There is a marvelous passage from Kant's Critique of Pure Reason that conveys the power of the Cartesian anxiety. Throughout the Critique Kant builds the edifice of his theory of knowledge by arguing that we have a priori or given, innate categories, which are the foundations of knowledge. Toward the end of his discussion of the "Transcendental Analytic" he writes,
We have now not merely explored the territory of pure understanding [the a priori categories] and carefully surveyed every part of it, but have also measured its extent and assigned to everything in it its rightful place. This domain is an island, enclosed by nature itself with unalterable limits. It is the land of truth-an enchanting name!-surrounded by a wide and stormy ocean, the native home of illusion, where many a fog bank and many a swiftly melting iceberg give the deceptive appearance of farther shores, deluding the adventurous seafarer ever anew with empty hopes, and engaging him in enterprises which he can never abandon and yet is unable to carry to completion.
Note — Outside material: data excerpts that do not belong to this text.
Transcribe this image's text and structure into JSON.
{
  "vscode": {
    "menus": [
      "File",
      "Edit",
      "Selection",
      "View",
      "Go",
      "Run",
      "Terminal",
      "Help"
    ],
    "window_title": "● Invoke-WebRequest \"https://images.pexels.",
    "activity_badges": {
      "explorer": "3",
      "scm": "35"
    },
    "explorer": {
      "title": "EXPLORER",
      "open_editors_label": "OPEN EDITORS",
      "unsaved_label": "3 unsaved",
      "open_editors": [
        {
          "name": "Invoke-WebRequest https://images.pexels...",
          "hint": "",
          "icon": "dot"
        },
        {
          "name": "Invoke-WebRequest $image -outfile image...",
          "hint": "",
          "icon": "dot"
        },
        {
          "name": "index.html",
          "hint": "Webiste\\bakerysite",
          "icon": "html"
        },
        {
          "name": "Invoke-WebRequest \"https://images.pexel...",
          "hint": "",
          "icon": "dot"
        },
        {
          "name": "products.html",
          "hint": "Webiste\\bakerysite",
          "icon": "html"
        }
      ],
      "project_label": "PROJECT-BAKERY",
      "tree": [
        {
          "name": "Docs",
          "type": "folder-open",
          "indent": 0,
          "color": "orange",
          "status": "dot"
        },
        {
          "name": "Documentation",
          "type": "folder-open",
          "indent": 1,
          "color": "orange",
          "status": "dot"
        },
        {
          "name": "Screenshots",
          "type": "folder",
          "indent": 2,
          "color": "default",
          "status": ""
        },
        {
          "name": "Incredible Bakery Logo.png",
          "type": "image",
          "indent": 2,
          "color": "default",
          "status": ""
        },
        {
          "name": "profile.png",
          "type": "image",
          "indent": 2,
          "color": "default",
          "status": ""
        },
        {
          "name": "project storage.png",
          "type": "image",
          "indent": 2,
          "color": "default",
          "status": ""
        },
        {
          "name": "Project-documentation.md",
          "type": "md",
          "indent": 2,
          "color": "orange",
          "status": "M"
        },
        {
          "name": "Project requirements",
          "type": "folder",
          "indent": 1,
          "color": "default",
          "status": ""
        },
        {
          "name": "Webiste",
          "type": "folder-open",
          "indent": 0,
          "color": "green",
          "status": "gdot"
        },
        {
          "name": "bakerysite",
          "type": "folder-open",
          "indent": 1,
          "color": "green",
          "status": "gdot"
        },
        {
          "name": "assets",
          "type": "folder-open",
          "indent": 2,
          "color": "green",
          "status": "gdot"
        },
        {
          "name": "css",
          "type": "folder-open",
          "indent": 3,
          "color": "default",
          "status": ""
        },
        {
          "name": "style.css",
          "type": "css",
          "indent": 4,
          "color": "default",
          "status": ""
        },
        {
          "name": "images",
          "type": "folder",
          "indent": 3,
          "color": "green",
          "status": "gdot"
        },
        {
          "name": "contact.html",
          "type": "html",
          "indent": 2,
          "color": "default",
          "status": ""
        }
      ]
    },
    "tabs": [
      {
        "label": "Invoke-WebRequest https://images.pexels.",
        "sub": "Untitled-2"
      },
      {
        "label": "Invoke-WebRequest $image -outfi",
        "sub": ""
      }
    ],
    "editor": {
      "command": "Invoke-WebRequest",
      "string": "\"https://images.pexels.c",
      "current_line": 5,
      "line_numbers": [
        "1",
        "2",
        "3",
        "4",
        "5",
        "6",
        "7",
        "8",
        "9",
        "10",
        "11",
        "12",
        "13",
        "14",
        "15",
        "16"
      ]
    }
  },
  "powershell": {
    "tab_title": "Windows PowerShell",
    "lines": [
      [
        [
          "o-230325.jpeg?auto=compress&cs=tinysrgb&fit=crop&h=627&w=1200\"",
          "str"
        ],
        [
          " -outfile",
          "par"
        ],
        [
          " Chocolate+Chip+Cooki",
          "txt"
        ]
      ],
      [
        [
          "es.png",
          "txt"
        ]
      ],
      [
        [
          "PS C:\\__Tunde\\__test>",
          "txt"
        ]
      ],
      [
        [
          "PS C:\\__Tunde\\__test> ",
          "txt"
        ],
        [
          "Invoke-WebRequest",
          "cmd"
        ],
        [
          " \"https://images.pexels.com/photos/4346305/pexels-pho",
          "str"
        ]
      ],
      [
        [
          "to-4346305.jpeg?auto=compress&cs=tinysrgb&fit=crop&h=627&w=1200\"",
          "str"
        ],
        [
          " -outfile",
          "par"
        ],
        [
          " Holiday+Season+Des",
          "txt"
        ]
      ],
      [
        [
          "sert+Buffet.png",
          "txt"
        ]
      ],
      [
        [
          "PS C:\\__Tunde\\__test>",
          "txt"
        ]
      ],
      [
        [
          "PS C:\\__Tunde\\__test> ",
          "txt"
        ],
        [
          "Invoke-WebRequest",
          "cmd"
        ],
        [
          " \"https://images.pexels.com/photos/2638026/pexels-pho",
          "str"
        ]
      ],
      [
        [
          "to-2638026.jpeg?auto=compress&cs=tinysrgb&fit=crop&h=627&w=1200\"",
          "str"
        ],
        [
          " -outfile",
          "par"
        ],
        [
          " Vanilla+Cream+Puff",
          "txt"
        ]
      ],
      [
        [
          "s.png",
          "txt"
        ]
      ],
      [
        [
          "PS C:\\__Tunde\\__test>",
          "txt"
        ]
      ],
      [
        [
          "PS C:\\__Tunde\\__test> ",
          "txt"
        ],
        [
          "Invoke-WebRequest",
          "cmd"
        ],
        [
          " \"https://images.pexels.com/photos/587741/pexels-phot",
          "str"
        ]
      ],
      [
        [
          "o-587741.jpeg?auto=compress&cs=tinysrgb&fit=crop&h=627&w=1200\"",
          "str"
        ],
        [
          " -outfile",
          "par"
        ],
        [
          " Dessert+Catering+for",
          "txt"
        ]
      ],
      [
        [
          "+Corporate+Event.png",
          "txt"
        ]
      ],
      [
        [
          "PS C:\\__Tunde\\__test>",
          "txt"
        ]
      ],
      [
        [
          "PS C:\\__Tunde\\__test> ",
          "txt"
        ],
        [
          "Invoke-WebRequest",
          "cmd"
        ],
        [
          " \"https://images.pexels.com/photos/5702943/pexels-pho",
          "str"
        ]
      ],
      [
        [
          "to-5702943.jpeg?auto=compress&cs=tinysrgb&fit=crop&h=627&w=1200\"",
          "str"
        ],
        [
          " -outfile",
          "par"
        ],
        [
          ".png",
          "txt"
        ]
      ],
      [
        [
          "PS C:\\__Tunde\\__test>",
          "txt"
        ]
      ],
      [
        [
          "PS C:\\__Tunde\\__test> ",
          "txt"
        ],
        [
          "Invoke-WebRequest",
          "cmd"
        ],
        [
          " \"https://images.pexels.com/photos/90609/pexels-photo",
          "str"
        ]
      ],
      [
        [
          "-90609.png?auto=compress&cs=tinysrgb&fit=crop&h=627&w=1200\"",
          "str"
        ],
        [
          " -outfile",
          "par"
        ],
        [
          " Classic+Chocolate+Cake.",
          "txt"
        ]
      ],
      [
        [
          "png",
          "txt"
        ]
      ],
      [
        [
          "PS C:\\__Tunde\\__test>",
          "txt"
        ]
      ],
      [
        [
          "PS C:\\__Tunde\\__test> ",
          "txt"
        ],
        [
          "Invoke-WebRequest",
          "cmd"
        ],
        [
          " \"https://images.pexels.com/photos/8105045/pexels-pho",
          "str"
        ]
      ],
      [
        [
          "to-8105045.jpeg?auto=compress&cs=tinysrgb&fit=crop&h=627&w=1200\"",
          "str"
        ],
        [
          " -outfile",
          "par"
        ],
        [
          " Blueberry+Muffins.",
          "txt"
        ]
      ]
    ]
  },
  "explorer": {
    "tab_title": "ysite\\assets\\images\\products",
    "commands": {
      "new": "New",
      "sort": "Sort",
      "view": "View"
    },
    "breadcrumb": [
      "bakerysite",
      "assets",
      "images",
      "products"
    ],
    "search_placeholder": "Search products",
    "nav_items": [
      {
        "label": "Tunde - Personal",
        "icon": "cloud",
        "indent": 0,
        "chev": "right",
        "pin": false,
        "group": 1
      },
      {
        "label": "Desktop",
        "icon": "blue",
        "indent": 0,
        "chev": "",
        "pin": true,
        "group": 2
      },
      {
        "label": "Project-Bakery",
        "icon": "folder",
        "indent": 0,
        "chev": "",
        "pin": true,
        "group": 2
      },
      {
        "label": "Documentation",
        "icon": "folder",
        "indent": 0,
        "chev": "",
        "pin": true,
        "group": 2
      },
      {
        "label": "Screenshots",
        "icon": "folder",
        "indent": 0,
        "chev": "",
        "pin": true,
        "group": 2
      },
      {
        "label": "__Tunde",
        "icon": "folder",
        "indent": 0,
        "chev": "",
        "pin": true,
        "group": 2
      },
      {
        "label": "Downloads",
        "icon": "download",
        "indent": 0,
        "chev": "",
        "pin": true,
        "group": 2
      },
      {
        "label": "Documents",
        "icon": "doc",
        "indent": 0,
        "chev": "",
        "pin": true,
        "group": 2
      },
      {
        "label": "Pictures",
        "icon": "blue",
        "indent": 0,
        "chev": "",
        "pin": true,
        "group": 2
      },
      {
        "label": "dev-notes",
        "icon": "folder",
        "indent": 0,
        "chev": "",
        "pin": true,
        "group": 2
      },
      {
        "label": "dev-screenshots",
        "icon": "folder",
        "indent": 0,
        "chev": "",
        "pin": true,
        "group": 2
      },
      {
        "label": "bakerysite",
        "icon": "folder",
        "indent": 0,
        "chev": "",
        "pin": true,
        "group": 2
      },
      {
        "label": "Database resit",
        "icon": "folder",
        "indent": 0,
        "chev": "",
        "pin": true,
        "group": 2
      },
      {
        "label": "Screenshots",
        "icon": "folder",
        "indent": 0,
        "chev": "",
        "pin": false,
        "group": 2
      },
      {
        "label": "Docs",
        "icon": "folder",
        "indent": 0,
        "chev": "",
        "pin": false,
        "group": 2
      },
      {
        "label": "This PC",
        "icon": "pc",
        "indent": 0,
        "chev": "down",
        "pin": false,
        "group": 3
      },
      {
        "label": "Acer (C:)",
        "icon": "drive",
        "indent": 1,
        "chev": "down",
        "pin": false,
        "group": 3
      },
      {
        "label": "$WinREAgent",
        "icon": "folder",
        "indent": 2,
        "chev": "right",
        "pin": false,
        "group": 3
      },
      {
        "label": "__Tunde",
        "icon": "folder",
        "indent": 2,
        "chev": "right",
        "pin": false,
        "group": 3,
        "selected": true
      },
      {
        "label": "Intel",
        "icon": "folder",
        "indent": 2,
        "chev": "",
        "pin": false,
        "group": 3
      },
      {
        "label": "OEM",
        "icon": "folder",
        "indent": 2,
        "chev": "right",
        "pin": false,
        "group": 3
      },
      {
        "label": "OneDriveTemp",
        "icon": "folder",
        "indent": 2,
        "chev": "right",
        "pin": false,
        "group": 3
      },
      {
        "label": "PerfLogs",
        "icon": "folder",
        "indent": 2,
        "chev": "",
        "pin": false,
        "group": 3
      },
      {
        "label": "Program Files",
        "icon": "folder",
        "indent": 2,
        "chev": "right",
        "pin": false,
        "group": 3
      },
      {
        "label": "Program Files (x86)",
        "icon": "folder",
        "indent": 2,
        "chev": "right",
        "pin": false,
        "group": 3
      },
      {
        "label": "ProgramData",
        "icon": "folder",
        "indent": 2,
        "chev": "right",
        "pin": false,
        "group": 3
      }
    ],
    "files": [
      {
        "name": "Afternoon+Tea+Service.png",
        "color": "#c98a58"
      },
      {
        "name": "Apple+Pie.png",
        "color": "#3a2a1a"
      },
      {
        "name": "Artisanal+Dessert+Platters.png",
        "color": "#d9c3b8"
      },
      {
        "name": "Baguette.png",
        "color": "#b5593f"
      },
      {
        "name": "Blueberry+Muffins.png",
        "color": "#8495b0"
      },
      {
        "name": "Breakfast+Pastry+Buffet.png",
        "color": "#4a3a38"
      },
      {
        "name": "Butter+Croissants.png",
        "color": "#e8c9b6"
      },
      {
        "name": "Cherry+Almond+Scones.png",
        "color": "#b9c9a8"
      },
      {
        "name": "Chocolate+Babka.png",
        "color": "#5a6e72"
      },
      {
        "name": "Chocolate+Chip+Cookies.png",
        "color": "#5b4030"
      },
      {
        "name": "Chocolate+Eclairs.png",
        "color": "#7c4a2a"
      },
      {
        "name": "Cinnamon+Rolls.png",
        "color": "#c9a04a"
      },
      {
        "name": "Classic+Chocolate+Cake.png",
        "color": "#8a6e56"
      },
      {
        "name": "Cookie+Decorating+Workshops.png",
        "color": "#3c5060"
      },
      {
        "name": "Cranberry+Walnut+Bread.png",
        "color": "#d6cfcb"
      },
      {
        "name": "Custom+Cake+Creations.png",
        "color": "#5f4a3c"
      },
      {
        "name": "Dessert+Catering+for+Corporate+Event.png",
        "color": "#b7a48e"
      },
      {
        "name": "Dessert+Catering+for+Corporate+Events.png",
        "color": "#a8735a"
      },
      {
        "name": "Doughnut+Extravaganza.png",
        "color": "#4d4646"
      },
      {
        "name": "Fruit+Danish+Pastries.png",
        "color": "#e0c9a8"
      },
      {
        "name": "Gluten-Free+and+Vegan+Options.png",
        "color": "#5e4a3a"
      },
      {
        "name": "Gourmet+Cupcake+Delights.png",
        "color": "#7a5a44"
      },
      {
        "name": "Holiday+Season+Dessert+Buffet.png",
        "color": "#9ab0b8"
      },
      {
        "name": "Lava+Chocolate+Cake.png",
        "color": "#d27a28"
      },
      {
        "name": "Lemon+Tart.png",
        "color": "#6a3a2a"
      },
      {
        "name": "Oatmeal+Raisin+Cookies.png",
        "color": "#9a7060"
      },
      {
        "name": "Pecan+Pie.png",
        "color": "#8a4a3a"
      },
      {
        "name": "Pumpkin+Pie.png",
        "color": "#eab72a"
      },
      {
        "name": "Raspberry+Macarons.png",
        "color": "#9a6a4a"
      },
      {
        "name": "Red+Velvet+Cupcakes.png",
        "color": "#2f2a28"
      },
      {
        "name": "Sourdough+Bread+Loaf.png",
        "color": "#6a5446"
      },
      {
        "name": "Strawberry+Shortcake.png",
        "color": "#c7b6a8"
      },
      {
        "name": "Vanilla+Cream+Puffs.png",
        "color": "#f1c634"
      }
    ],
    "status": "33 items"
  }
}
Here we have the two extremes, the either-or of the Cartesian anxiety: There is the enchanting land of truth where everything is clear and ultimately grounded. But beyond that small island there is the wide and stormy ocean of darkness and confusion, the native home of illusion.
This feeling of anxiety arises from the craving for an absolute ground. When this craving cannot be satisfied, the only other possibility seems to be nihilism or anarchy. The search for a ground can take many forms, but given the basic logic of representationism, the tendency is to search either for an outer ground in the world or an inner ground in the mind. By treating mind and world as opposed subjective and objective poles, the Cartesian anxiety oscillates endlessly between the two in search of a ground.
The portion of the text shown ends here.